What recipe is a cry from the heart? This is a steep question to answer. I think it will have to be a soup, for when one is weary and heartsore and forlorn there is nothing like a soup to comfort and sustain the soul. I personally think a spiritually soothing soup is one with a lot of warm and savory broth, which you might as well drink from a large warmed mug as eat with a spoon. This one is simple and good, quite easy to make, and well-suited to a chilly spring night when your feet and heart can’t seem to warm up. The broth is savory and peppery, with a richness that is sort of surprising for how little actually goes into the soup.

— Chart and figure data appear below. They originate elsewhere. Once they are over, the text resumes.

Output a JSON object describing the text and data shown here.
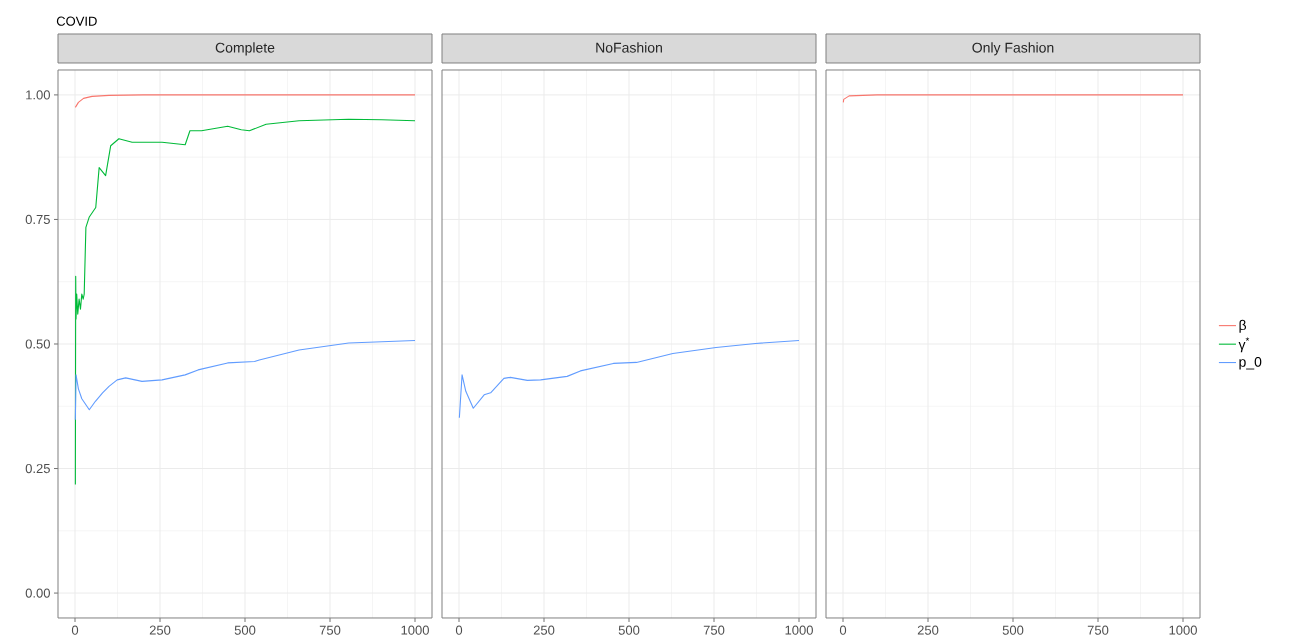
{
  "chart_data": [
    {
      "type": "line",
      "title": "Complete",
      "annotations": [
        "COVID"
      ],
      "xlim": [
        -50,
        1050
      ],
      "ylim": [
        -0.05,
        1.05
      ],
      "xticks": [
        0,
        250,
        500,
        750,
        1000
      ],
      "yticks": [
        {
          "value": 0,
          "label": "0.00"
        },
        {
          "value": 0.25,
          "label": "0.25"
        },
        {
          "value": 0.5,
          "label": "0.50"
        },
        {
          "value": 0.75,
          "label": "0.75"
        },
        {
          "value": 1,
          "label": "1.00"
        }
      ],
      "grid": true,
      "legend": "right",
      "series": [
        {
          "name": "β",
          "color": "#f8766d",
          "x": [
            1,
            10,
            25,
            50,
            100,
            200,
            1000
          ],
          "values": [
            0.975,
            0.985,
            0.993,
            0.997,
            0.999,
            1.0,
            1.0
          ]
        },
        {
          "name": "γ$^{*}$",
          "color": "#00ba38",
          "x": [
            1,
            2,
            3,
            5,
            8,
            12,
            16,
            20,
            24,
            27,
            32,
            42,
            61,
            71,
            90,
            105,
            129,
            168,
            256,
            324,
            338,
            372,
            449,
            489,
            513,
            562,
            659,
            805,
            902,
            1000
          ],
          "values": [
            0.218,
            0.636,
            0.55,
            0.6,
            0.56,
            0.59,
            0.57,
            0.6,
            0.59,
            0.6,
            0.734,
            0.755,
            0.774,
            0.854,
            0.838,
            0.898,
            0.912,
            0.905,
            0.905,
            0.9,
            0.928,
            0.928,
            0.937,
            0.93,
            0.928,
            0.941,
            0.948,
            0.951,
            0.95,
            0.948
          ]
        },
        {
          "name": "p_0",
          "color": "#619cff",
          "x": [
            1,
            3,
            10,
            20,
            42,
            60,
            81,
            100,
            124,
            149,
            197,
            256,
            324,
            362,
            449,
            528,
            542,
            659,
            805,
            1000
          ],
          "values": [
            0.348,
            0.438,
            0.41,
            0.39,
            0.368,
            0.385,
            0.402,
            0.415,
            0.428,
            0.432,
            0.425,
            0.428,
            0.438,
            0.448,
            0.462,
            0.465,
            0.468,
            0.488,
            0.502,
            0.507
          ]
        }
      ]
    },
    {
      "type": "line",
      "title": "NoFashion",
      "xlim": [
        -50,
        1050
      ],
      "ylim": [
        -0.05,
        1.05
      ],
      "xticks": [
        0,
        250,
        500,
        750,
        1000
      ],
      "yticks": [
        0,
        0.25,
        0.5,
        0.75,
        1
      ],
      "grid": true,
      "tick_labels": "x",
      "series": [
        {
          "color": "#619cff",
          "x": [
            1,
            9,
            20,
            42,
            74,
            93,
            132,
            151,
            201,
            240,
            318,
            357,
            454,
            522,
            629,
            756,
            872,
            1000
          ],
          "values": [
            0.352,
            0.438,
            0.405,
            0.371,
            0.398,
            0.402,
            0.431,
            0.433,
            0.427,
            0.428,
            0.435,
            0.446,
            0.461,
            0.463,
            0.481,
            0.493,
            0.501,
            0.507
          ]
        }
      ]
    },
    {
      "type": "line",
      "title": "Only Fashion",
      "xlim": [
        -50,
        1050
      ],
      "ylim": [
        -0.05,
        1.05
      ],
      "xticks": [
        0,
        250,
        500,
        750,
        1000
      ],
      "yticks": [
        0,
        0.25,
        0.5,
        0.75,
        1
      ],
      "grid": true,
      "tick_labels": "x",
      "series": [
        {
          "color": "#f8766d",
          "x": [
            1,
            2,
            18,
            100,
            1000
          ],
          "values": [
            0.985,
            0.991,
            0.998,
            1.0,
            1.0
          ]
        }
      ]
    }
  ]
}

Soothing Mushroom Barley Soup with Black Pepper & Thyme
INGREDIENTS
3 tablespoons good butter
1 small or ½ large yellow onion
Salt to taste
1 tablespoon fresh thyme leaves[1]
½ pound brown mushrooms (a little old and wilted is fine)
4 large cloves of garlic
Fresh-ground black pepper to taste
A generous dash (perhaps ½ teaspoon?) Worcestershire sauce
1 small fistful chopped parsley leaves
½ cup barley (pearl or hulled; hulled will take a bit longer, but I think it tastes better)
⅓ cup heavy cream
METHODIn a medium heavy-bottomed pot with a lid, melt the butter while you finely mince the onion. Add the onion and a good pinch of salt to the butter, stir well, and sweat – don’t brown! – the onion until it is translucent and tastes very nice. While the onions sweat, roughly chop the ½ pound of mushrooms; add them to the pot when the onions are soft, along with the tablespoon of fresh thyme leaves, stir well, and let bubble over medium heat.

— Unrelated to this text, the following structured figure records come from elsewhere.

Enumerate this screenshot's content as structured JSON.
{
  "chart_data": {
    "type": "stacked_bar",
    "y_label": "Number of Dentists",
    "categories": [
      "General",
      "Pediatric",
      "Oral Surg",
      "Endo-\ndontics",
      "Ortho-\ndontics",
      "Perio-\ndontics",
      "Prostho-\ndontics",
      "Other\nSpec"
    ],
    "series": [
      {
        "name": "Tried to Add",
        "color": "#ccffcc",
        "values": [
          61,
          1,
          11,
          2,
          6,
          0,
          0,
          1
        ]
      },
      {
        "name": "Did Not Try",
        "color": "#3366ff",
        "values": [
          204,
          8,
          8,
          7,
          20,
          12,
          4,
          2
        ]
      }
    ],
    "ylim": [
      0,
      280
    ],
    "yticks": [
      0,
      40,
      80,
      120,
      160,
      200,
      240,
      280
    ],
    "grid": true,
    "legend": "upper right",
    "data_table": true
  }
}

While the mushrooms sauté (you want them to be gently releasing their juices) slice the 4 garlic cloves in half lengthwise, then slice them very thin, into little chips. Add to the pot with a very generous amount of black pepper and the generous dash of Worcestershire sauce. Add more salt as needed; everything should taste delicious but perhaps a bit strong. When the mushrooms have released lots of juice and the liquid in the pot is bubbling merrily, add the handful of chopped parsley and enough water to make everything look somewhat soupy – the mushrooms should float a little without looking drowned. (Think of the way the tofu and seaweed bobs about in a small bowl of miso soup and you’ll get the idea.) More salt and pepper should be added judiciously, so that a spoonful of the liquid tastes good to you. Toss the ½ cup of barley into the pot, stir well, pop the lid on, and allow to simmer gently 5-10 minutes.
After some minutes, taste the liquid, add a cup or two more water, a bit more salt & pepper, put the lid back on, and let simmer gently 40 minutes or longer, until the barley is chewy. Just before serving, stir in the ⅓ cup of heavy cream. Serve in heated bowls (I boil water in the kettle, pour it in the bowl to let them heat through, then pour off the water just before serving). Alternatively, serve in mugs, not bowls, and curl up under quilts to drink slowly.

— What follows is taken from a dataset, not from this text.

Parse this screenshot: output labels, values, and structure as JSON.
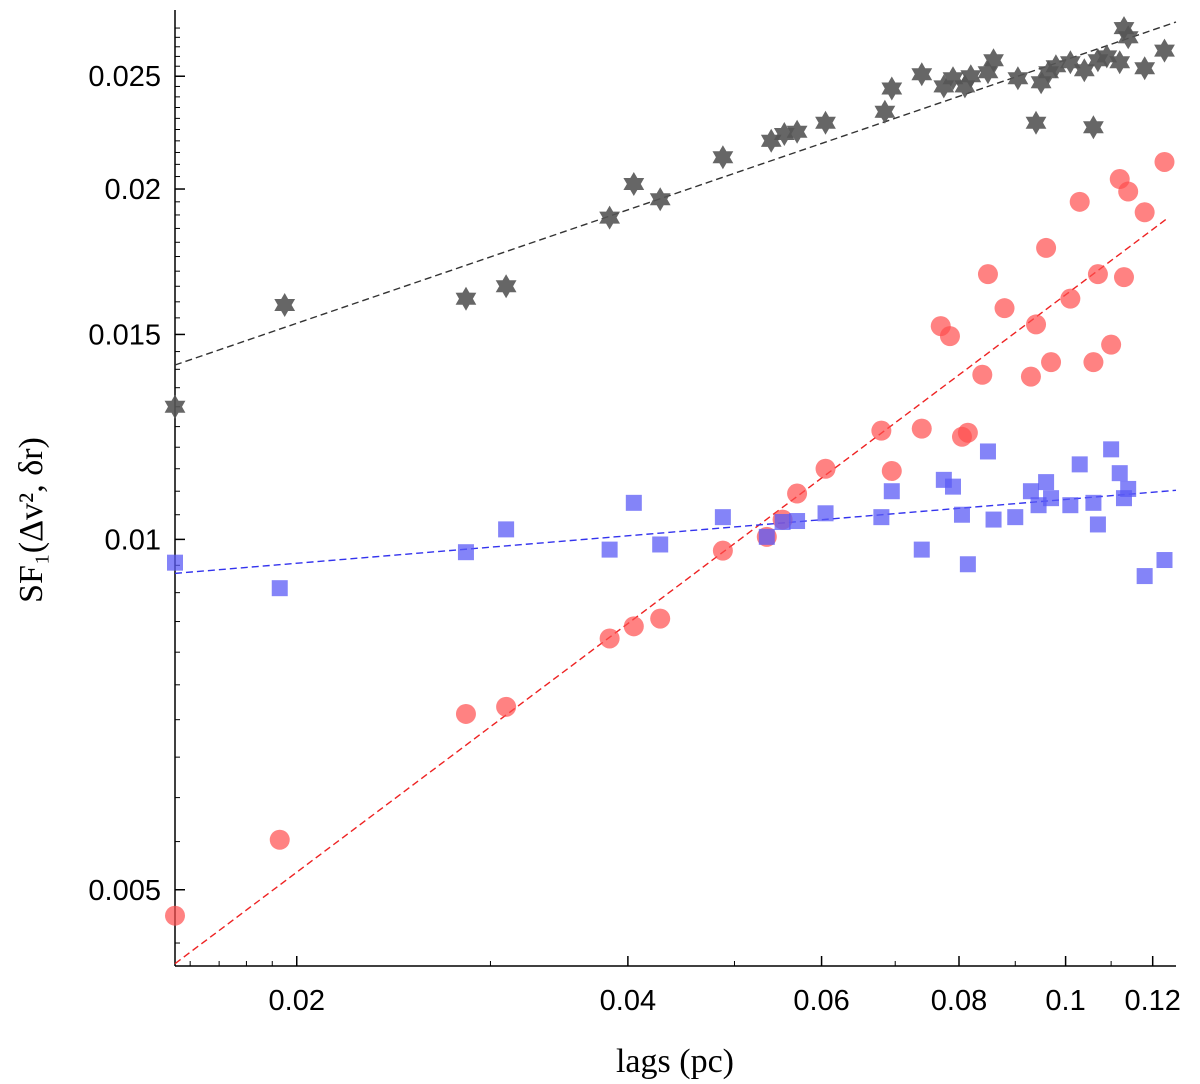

[1] It is worth buying a large bunch of thyme sometime when you have half an hour to spend, and stripping all the little leaves carefully off the twigs and into a small jar which you keep in your freezer. You can simply reach in for a pinch any time you need it, without having to always remember to buy it or forgetting to use half the bunch and having it go moldy in the back of the fridge. If you do this, get the stouter, woodier thyme with smaller leaves and sturdy stems if you can – it’s much easier to strip the leaves.